Chegar à localidade de Nomiua, no distrito de Maganja da Costa, nesta altura, só é possível por via de embarcações, devido ao bloqueio da estrada pelas águas que descem a montante do rio Licungo.
Das quase quatro mil famílias afetadas, 1.014 encontram-se distribuídas por três centros de acomodação: Intabo-Guguruni, Pareirão e Mugodoma. Algumas chegaram voluntariamente; outras foram retiradas de forma compulsiva das suas casas. Há ainda o registo de mais de duas mil famílias que se refugiaram em casas de parentes.
Ana Cebola e Rosita Francisco relataram a nossa reportagem como está a vida no centro onde se encontram com as suas famílias.
“Depois fomos dado comida pelo INGD. Para a acomodação das pessoas que vivem aqui eles preparam comida, mas nas manhãs tem sido papa para as crianças. Depois preparam arroz, depois preparam xima. Não é suficiente, não chega para todos porque as pessoas são muitas”, disse Ana Cebola.
Já Rosita Francisco confirma que há muitas famílias acomodadas no centro, retiradas debaixo das chuvas. “Nós aqui fugimos da água desde dia 29 e a 30 no mês de Dezembro.
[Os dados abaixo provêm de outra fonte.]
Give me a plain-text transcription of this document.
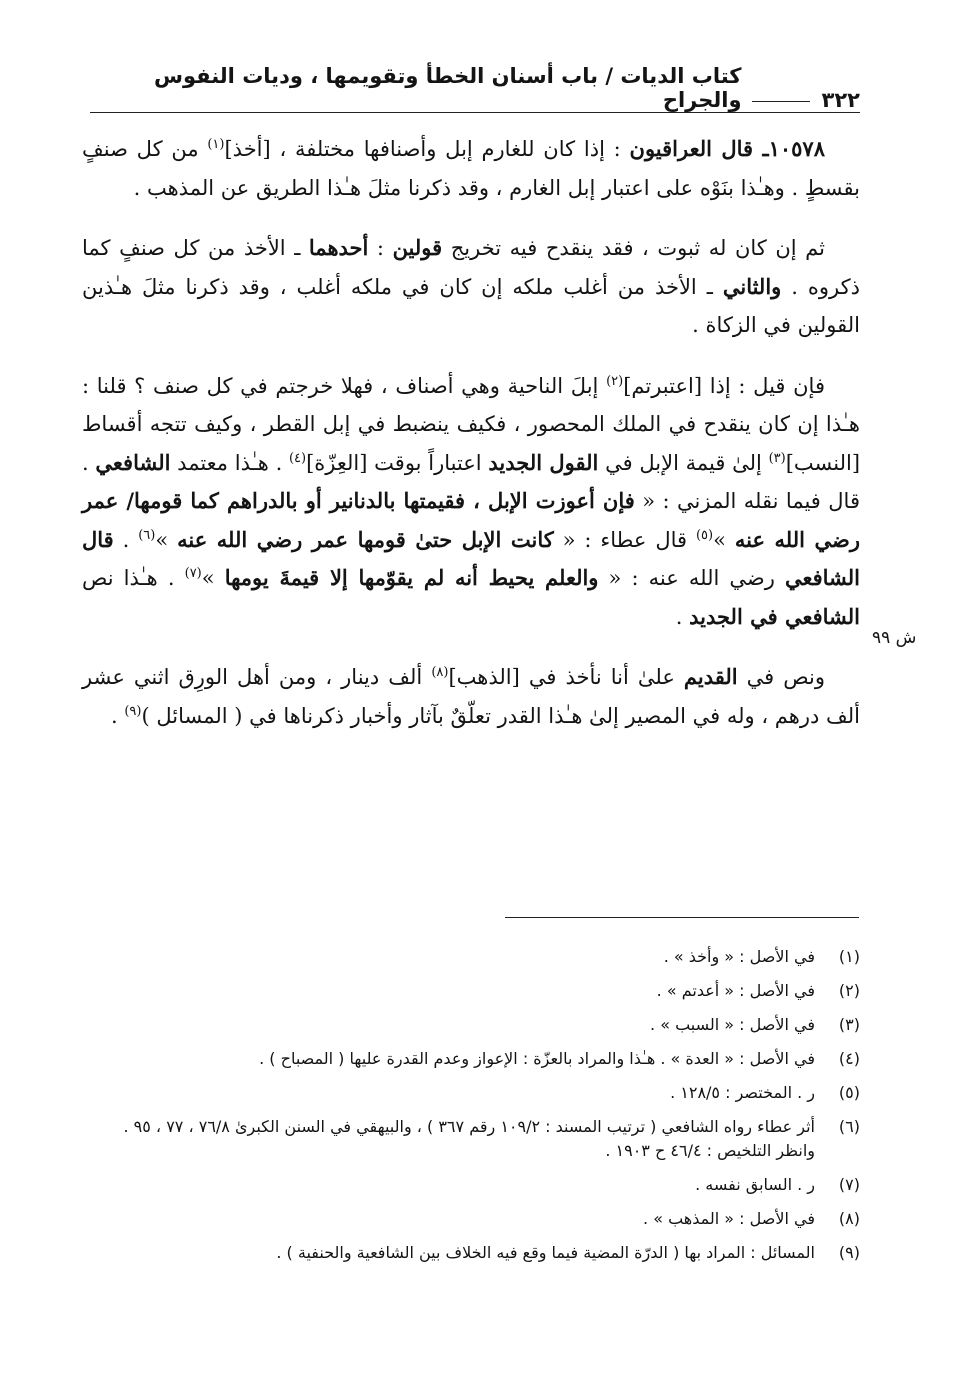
٣٢٢
كتاب الديات / باب أسنان الخطأ وتقويمها ، وديات النفوس والجراح

١٠٥٧٨ـ قال العراقيون : إذا كان للغارم إبل وأصنافها مختلفة ، [أخذ]$^{(١)}$ من كل صنفٍ بقسطٍ . وهـٰذا بنَوْه على اعتبار إبل الغارم ، وقد ذكرنا مثلَ هـٰذا الطريق عن المذهب .

ثم إن كان له ثبوت ، فقد ينقدح فيه تخريج قولين : أحدهما ـ الأخذ من كل صنفٍ كما ذكروه . والثاني ـ الأخذ من أغلب ملكه إن كان في ملكه أغلب ، وقد ذكرنا مثلَ هـٰذين القولين في الزكاة .

فإن قيل : إذا [اعتبرتم]$^{(٢)}$ إبلَ الناحية وهي أصناف ، فهلا خرجتم في كل صنف ؟ قلنا : هـٰذا إن كان ينقدح في الملك المحصور ، فكيف ينضبط في إبل القطر ، وكيف تتجه أقساط [النسب]$^{(٣)}$ إلىٰ قيمة الإبل في القول الجديد اعتباراً بوقت [العِزّة]$^{(٤)}$ . هـٰذا معتمد الشافعي . قال فيما نقله المزني : « فإن أعوزت الإبل ، فقيمتها بالدنانير أو بالدراهم كما قومها/ عمر رضي الله عنه »$^{(٥)}$ قال عطاء : « كانت الإبل حتىٰ قومها عمر رضي الله عنه »$^{(٦)}$ . قال الشافعي رضي الله عنه : « والعلم يحيط أنه لم يقوّمها إلا قيمةَ يومها »$^{(٧)}$ . هـٰذا نص الشافعي في الجديد .

ونص في القديم علىٰ أنا نأخذ في [الذهب]$^{(٨)}$ ألف دينار ، ومن أهل الورِق اثني عشر ألف درهم ، وله في المصير إلىٰ هـٰذا القدر تعلّقٌ بآثار وأخبار ذكرناها في ( المسائل )$^{(٩)}$ .

ش ٩٩
(١)
في الأصل : « وأخذ » .
(٢)
في الأصل : « أعدتم » .
(٣)
في الأصل : « السبب » .
(٤)
في الأصل : « العدة » . هـٰذا والمراد بالعزّة : الإعواز وعدم القدرة عليها ( المصباح ) .
(٥)
ر . المختصر : ١٢٨/٥ .
(٦)
أثر عطاء رواه الشافعي ( ترتيب المسند : ١٠٩/٢ رقم ٣٦٧ ) ، والبيهقي في السنن الكبرىٰ ٧٦/٨ ، ٧٧ ، ٩٥ . وانظر التلخيص : ٤٦/٤ ح ١٩٠٣ .
(٧)
ر . السابق نفسه .
(٨)
في الأصل : « المذهب » .
(٩)
المسائل : المراد بها ( الدرّة المضية فيما وقع فيه الخلاف بين الشافعية والحنفية ) .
Assim estamos aqui e estamos a viver no sofrimento”, disse.
O delegado do INGD na Zambézia, Hélder da Costa, explicou que, por agora, a alimentação não constitui problema, garantindo que a província dispõe de mais de 251 mil toneladas de alimentos. Neste momento, apenas Maganja da Costa está a registar enchentes significativas.
“Nós temos um pouco mais de 251 mil toneladas, quilogramas de cereais diversos, daí que naquilo que for o impacto, dependendo da zona e do número das famílias, nós vamos fazendo intervenção sempre que possível. Na verdade nós fizemos panelas comunitárias, visto que diariamente nós temos novas entradas nos centros de acomodação. Daí que optamos em fazer panelas comunitárias”, explicou.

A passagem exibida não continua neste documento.